Zusätzliche Gefahr: Noch ist nicht ganz klar, wie gut die Impfstoffe gegen die brasilianische Variante wirken. Einer neuen Studie zufolge wirken die Vakzine von Biontech/Pfizer und Astrazeneca zwar besser gegen sie als zunächst angenommen, eine andere Studie stellte dagegen fest, dass die Schutzwirkung der Impfstoffe von Biontech und Moderna bei P.1 signifikant geringer sei. Beide Studien wurden noch nicht im Peer-Review-Verfahren begutachtet. Immerhin: Der Impfstoff von Johnson & Johnson, ist laut der US-Behörde für Lebens- und Arzneimittel zu 66 Prozent wirksam gegen die brasilianische Variante.

Feigl-Ding warnte allerdings bereits vor zwei Wochen: „Wenn die P.1-Variante weltweit außer Kontrolle gerät, sind wir alle gefährdet.“

  • Lesen Sie hier mehr zur brasilianischen Mutante 

Höchste Zahl an Corona-Patienten auf Intensiv seit rund zwei Monaten

15.38 Uhr: Erstmals seit Anfang Februar liegen in Deutschland wieder mehr als 4000 Corona-Patienten auf der Intensivstation. So wurden am Ostersonntag 4051 Menschen intensivmedizinisch behandelt, wie die Deutsche Interdisziplinäre Vereinigung für Intensiv- und Notfallmedizin (DIVI) in ihrem täglichen Corona-Bericht schreibt (Stand 4.4., 15.38 Uhr). Das sind 133 Patienten mehr als am Vortag. Rund 55 Prozent der Covid-Patienten auf Intensivstation werden invasiv beatmet.

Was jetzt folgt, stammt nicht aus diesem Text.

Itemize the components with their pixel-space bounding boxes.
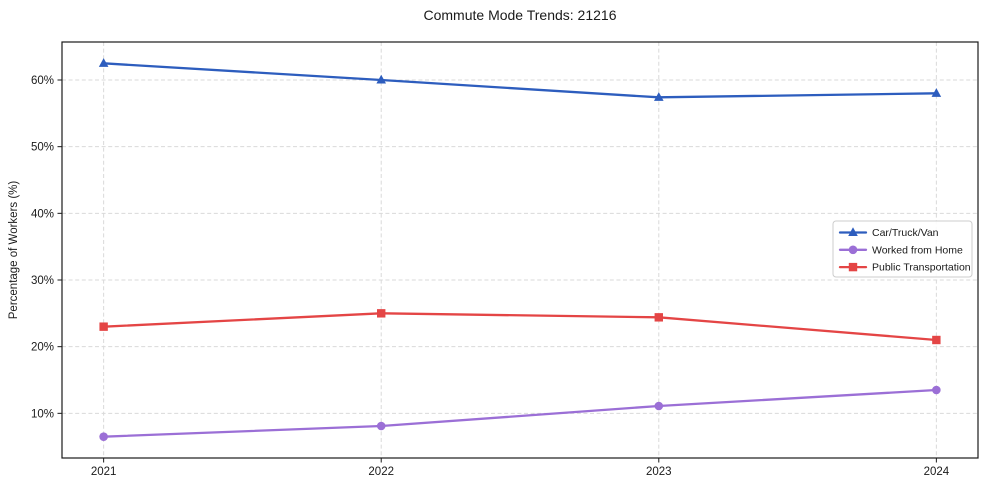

Anfang Januar erreichte die Zahl der Covid-Intensivpatienten einen Höhepunkt mit mehr als 5500 Fällen. Mit dem Abschwellen der zweiten Welle ging diese Zahl deutlich zurück, Anfang März waren es weniger als 3000 Patienten. Mit der steigenden Zahl an Neuinfektionen in der dritten Welle geht auch die Zahl der Intensivpatienten wieder nach oben. Dies geschieht mit Verzögerung, auch weil zwischen einer Infektion und einer Einlieferung ins Krankenhaus einige Zeit vergeht.

Mediziner und Wissenschaftler fordern seit Tagen eindringlich einen harten Lockdown, um die Infektionszahlen zu drücken und dadurch auch den Druck von den Kliniken zu nehmen. Wenn sich der derzeitige Trend fortsetze, "sind wir in weniger als vier Wochen an der regulären Kapazitätsgrenze angelangt", sagte Christian Karagiannidis kürzlich der "Rheinischen Post". Er ist wissenschaftlicher Leiter des Divi-Intensivregisters.